Верран не давал себе отчёта в том, почему ещё слушал эти элегии бессмертного. Роан не дурманил голову — ну, специально — и не увиливал, отвечал прямо, и всё-таки постоянно за его словами что-то крылось. Это завораживало. Разговоры с этим человеком в окровавленной одежде действительно завораживали.
— Живее всех живых. — Роан похлопал себя по колену, деланно поморщился и хрустнул лодыжкой, вправляя вывих. — Так что за ностальгия по беседам? Я не думал, что ты решишь к этому вернуться. Много воды утекло всё-таки.

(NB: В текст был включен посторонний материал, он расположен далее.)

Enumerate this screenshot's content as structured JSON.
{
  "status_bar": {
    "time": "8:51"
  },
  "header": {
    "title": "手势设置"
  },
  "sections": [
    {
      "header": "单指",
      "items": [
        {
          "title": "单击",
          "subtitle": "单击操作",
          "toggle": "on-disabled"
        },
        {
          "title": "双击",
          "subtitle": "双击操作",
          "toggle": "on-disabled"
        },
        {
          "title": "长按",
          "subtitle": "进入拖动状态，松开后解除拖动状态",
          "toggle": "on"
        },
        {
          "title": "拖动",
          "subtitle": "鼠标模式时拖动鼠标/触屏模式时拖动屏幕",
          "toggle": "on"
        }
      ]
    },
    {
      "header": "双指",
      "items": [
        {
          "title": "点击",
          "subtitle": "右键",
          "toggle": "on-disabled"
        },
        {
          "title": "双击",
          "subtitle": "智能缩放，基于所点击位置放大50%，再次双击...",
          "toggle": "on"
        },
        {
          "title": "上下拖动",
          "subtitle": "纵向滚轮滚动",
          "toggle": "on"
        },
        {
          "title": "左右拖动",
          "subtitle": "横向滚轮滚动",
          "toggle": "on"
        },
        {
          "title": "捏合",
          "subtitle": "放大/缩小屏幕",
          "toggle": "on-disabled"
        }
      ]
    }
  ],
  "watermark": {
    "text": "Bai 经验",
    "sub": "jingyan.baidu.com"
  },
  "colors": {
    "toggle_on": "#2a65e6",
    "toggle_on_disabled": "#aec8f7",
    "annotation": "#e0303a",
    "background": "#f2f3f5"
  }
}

Верран был раздражён — его постоянное настроение, видимо. Впрочем, Роан говорил без напряжения. Плюс его особенности крылся в том, что никакие угрозы не прокатывали. Угрозы, направленные непосредственно на него, во всяком случае. Бессмертный предпочитал разглядывать собеседника, а не серые стены Коробки — ему тут не нравилось.
— Меня могут повесить как предателя за то, что я отдал Вам копию информации, — мрачно сообщил Верран.
— Ну, тайны бессмертия тоже не дешёвка, — пожал плечами Роан. — Кстати, найдёте что-нибудь, мне тоже скажите. Интересно же, что за странность!
— За две тысячи лет не узнали?
Роан хмыкнул.
— Как видишь, я ещё жив, значит, нет. — Он вздохнул и махнул рукой. Идеально здоровой, целой, красивой юношеской рукой. — Жаль тебя, Верран. Но лиф жаль больше.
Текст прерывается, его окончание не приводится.